Book Brief: The State of Economic and Social Human Rights: A Global Overview
Ed. Lanse Minkler
Cambridge University Press (Jan 2013)
ISBN 9781107609136
408 pages
$36.99
In The State of Economic and Social Human Rights, Minkler draws on the insight of scholars in economics, law, sociology, anthropology, and political science to provide insight on core economic and social human rights. He aims to explore the “obstacles that prevent governments from fulfilling their obligations” by looking at the performance of countries throughout the world.
The chapters span a wide range of economic and social rights topics, identifying core rights, nondiscrimination rights issues, and a new category of “meta” rights. The right to health is included as a core right. In this chapter, authors Audrey Chapman and Salil Benegal explain the effects of globalization and subsequent development and realization of the right to health. They point to international documents such as the UDHR and CESCR that enumerate such a right, and analyze the health trends, impact on health systems, and social health determinants that are all impacted by globalization.

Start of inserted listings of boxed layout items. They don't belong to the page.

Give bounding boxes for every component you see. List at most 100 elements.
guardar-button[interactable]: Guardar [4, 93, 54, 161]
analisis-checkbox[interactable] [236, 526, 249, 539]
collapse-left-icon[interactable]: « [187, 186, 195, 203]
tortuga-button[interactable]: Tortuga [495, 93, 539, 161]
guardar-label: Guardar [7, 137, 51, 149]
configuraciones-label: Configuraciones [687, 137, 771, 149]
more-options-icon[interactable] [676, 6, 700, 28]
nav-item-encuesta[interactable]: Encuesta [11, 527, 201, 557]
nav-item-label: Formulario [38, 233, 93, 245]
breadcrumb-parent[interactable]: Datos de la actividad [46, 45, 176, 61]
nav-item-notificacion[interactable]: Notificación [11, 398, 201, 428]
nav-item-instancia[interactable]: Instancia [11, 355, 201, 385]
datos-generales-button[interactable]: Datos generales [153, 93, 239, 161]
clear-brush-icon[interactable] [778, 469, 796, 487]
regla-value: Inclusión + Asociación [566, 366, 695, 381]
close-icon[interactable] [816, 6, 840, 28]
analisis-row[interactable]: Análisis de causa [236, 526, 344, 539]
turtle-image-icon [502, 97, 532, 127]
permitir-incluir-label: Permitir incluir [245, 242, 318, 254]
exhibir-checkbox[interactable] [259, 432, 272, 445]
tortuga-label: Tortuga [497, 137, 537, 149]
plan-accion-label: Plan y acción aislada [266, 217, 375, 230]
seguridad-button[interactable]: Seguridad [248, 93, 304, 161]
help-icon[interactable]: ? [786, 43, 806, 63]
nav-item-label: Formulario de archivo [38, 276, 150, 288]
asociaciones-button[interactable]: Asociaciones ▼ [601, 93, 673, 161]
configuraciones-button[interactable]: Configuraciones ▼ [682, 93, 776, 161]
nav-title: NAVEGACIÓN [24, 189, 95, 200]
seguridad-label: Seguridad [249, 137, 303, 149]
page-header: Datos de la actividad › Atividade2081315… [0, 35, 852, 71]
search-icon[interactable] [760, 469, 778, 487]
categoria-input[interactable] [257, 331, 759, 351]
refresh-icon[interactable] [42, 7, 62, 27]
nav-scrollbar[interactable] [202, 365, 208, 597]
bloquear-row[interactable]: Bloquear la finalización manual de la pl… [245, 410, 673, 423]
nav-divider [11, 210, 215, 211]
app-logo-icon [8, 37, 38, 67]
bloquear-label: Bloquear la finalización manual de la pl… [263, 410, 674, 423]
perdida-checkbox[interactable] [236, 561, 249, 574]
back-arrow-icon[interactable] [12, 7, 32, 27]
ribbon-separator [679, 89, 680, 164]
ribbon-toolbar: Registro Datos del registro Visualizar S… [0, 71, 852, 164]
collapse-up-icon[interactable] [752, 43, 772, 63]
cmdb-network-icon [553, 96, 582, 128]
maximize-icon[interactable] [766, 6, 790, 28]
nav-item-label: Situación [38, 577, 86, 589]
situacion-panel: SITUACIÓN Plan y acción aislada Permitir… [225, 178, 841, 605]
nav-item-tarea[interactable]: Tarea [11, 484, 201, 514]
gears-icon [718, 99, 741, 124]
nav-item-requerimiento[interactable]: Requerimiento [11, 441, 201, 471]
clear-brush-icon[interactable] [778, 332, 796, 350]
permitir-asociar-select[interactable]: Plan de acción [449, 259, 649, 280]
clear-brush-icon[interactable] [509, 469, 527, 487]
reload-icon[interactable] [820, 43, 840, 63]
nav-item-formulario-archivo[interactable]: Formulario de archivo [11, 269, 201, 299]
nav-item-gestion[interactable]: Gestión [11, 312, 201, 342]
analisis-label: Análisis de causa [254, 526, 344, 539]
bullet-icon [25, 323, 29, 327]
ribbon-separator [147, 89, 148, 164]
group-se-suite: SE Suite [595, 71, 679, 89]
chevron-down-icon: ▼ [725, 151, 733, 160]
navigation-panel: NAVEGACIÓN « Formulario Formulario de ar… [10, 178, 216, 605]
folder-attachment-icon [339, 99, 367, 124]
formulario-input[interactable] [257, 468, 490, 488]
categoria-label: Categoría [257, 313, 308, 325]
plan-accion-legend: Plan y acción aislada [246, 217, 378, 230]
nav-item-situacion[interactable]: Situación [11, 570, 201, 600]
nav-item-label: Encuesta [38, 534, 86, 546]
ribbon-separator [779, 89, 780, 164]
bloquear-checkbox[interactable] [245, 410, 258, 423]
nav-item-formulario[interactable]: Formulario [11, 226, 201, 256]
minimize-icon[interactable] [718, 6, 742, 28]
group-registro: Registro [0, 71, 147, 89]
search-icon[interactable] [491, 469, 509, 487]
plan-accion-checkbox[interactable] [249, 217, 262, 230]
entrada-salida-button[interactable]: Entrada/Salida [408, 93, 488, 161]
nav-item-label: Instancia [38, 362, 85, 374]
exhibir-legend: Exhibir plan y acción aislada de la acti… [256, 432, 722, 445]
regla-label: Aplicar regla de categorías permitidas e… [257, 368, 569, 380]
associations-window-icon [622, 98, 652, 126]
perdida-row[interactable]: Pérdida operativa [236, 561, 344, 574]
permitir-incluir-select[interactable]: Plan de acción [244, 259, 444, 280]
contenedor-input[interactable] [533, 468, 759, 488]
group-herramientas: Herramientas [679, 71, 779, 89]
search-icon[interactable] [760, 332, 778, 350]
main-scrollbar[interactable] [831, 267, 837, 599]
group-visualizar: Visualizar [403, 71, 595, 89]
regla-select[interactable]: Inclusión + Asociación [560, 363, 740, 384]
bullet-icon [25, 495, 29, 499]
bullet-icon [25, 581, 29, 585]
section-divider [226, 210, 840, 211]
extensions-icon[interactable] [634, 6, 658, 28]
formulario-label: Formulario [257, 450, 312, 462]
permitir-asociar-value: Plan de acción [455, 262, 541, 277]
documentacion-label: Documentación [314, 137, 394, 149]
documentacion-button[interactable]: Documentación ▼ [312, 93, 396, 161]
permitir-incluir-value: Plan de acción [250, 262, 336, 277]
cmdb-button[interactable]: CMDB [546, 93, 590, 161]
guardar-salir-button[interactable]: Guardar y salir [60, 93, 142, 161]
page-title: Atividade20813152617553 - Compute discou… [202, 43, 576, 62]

The book’s conclusion critiques social and economic rights and their possible conflicts, but also explains how such criticism can be resisted.
The neoliberal structure of globalization and reform has contributed to a very different landscape for understanding economic and social rights. The book’s authors emphasize the importance of considering the growing number of actors and agents. While there may also be an inevitable conflict among human rights, such disputes are resolvable. Minkler concludes that human rights should not be considered different from “other fundamental moral and political values,” and that international human rights law and the international community must work to realize these rights.